Professional Bookkeeper, Inc. v L&L N.Y. Food Corp.
2005 NY Slip Op 04401 [18 AD3d 851]
May 31, 2005
Appellate Division, Second Department
Published by New York State Law Reporting Bureau pursuant to Judiciary Law § 431.
As corrected through Wednesday, July 20, 2005


Professional Bookkeeper, Inc., Appellant,
v
L&L New York Food Corp., Respondent, et al., Defendant.

[*1]

In an action for replevin, the plaintiff appeals, as limited by its brief, from so much of an order of the Supreme Court, Westchester County (Lefkowitz, J.), entered February 17, 2004, as granted those branches of the motion of the defendant L&L New York Food Corp. which were to vacate its default in answering the complaint and in responding to the plaintiff's motion for an order of seizure, to vacate the order of seizure dated October 28, 2003, and to direct the return of the seized property to that defendant.

Ordered that the order is reversed insofar as appealed from, on the law, the facts, and as a matter of discretion, with costs, and those branches of the motion which were to vacate the default in answering the complaint and in responding to the motion for an order of seizure, to vacate the order of seizure dated October 28, 2003, and to direct the return of the seized property to the defendant L&L New York Food Corp., are denied.

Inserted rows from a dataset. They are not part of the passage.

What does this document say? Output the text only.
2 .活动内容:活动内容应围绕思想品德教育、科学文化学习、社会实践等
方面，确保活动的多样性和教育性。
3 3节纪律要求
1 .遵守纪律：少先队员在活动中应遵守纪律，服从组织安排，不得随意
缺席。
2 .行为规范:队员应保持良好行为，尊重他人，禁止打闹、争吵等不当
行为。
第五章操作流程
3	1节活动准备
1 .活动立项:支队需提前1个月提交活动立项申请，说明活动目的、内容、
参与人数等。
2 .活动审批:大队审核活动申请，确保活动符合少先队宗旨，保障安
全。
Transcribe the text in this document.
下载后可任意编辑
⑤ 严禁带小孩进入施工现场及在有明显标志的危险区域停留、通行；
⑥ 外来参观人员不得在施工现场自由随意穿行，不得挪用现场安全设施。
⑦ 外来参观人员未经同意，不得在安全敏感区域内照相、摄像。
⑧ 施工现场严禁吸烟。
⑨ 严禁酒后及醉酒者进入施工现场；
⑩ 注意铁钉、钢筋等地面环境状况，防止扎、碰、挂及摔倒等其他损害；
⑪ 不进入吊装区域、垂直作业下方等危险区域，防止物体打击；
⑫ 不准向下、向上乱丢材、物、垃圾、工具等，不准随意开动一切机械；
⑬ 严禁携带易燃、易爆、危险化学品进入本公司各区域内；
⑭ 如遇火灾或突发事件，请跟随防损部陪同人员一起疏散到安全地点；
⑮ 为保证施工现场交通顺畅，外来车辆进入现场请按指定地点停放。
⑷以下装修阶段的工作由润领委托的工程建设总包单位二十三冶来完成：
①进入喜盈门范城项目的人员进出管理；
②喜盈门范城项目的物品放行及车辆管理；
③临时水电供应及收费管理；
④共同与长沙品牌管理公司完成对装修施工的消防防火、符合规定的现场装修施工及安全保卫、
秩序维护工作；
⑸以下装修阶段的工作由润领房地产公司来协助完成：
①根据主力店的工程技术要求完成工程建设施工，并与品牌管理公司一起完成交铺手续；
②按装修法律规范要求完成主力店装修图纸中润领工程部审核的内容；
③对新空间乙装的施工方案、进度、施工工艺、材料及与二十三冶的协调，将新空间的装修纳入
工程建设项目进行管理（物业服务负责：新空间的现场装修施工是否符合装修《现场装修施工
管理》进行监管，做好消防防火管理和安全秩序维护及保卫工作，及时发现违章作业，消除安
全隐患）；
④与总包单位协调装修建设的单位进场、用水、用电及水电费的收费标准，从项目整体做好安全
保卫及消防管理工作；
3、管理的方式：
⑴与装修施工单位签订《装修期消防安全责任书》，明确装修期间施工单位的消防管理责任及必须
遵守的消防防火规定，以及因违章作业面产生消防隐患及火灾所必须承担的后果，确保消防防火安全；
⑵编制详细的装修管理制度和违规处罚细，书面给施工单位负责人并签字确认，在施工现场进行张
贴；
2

Contending that the summons and complaint and the plaintiff's order to show cause on its motion for an order of seizure were not properly served, the defendant L&L New York Food Corp. (hereinafter the defendant) moved to vacate its default in answering the complaint and in responding to the motion, as well as to vacate the order of seizure dated October 28, 2003, that was entered on its default, and to dismiss the complaint for lack of personal jurisdiction. Finding both an excusable default and a meritorious defense, the Supreme Court, inter alia, vacated the order of seizure dated October 28, 2003. In addition, the Supreme Court, inter alia, directed that a hearing be held on the issue of service. [*2]

A party seeking to vacate a default must demonstrate both a reasonable excuse for the default and a meritorious defense (see CPLR 5015 [a] [1]; Kolajo v City of New York, 248 AD2d 512 [1998]; Roussodimou v Zafiriadis, 238 AD2d 568, 568-569 [1997]). Although the defendant arguably has a meritorious defense, it asserted no reasonable excuse for its default other than its claim of improper service. Since that is the issue with respect to which the Supreme Court ordered a hearing, the court had no basis upon which to vacate the default until the issue regarding service was determined at that hearing (see Verille v Kopic, 304 AD2d 823 [2003]; Matter of Griffin v Griffin, 215 AD2d 386 [1995]; Skyline Agency v Ambrose Coppotelli, Inc., 117 AD2d 135 [1986]). Accordingly, the Supreme Court improvidently exercised its discretion in granting those branches of the defendant's motion which were to vacate the default, to vacate the order of seizure dated October 28, 2003, and to direct the return of the seized property. H. Miller, J.P., Rivera, Spolzino and Skelos, JJ., concur.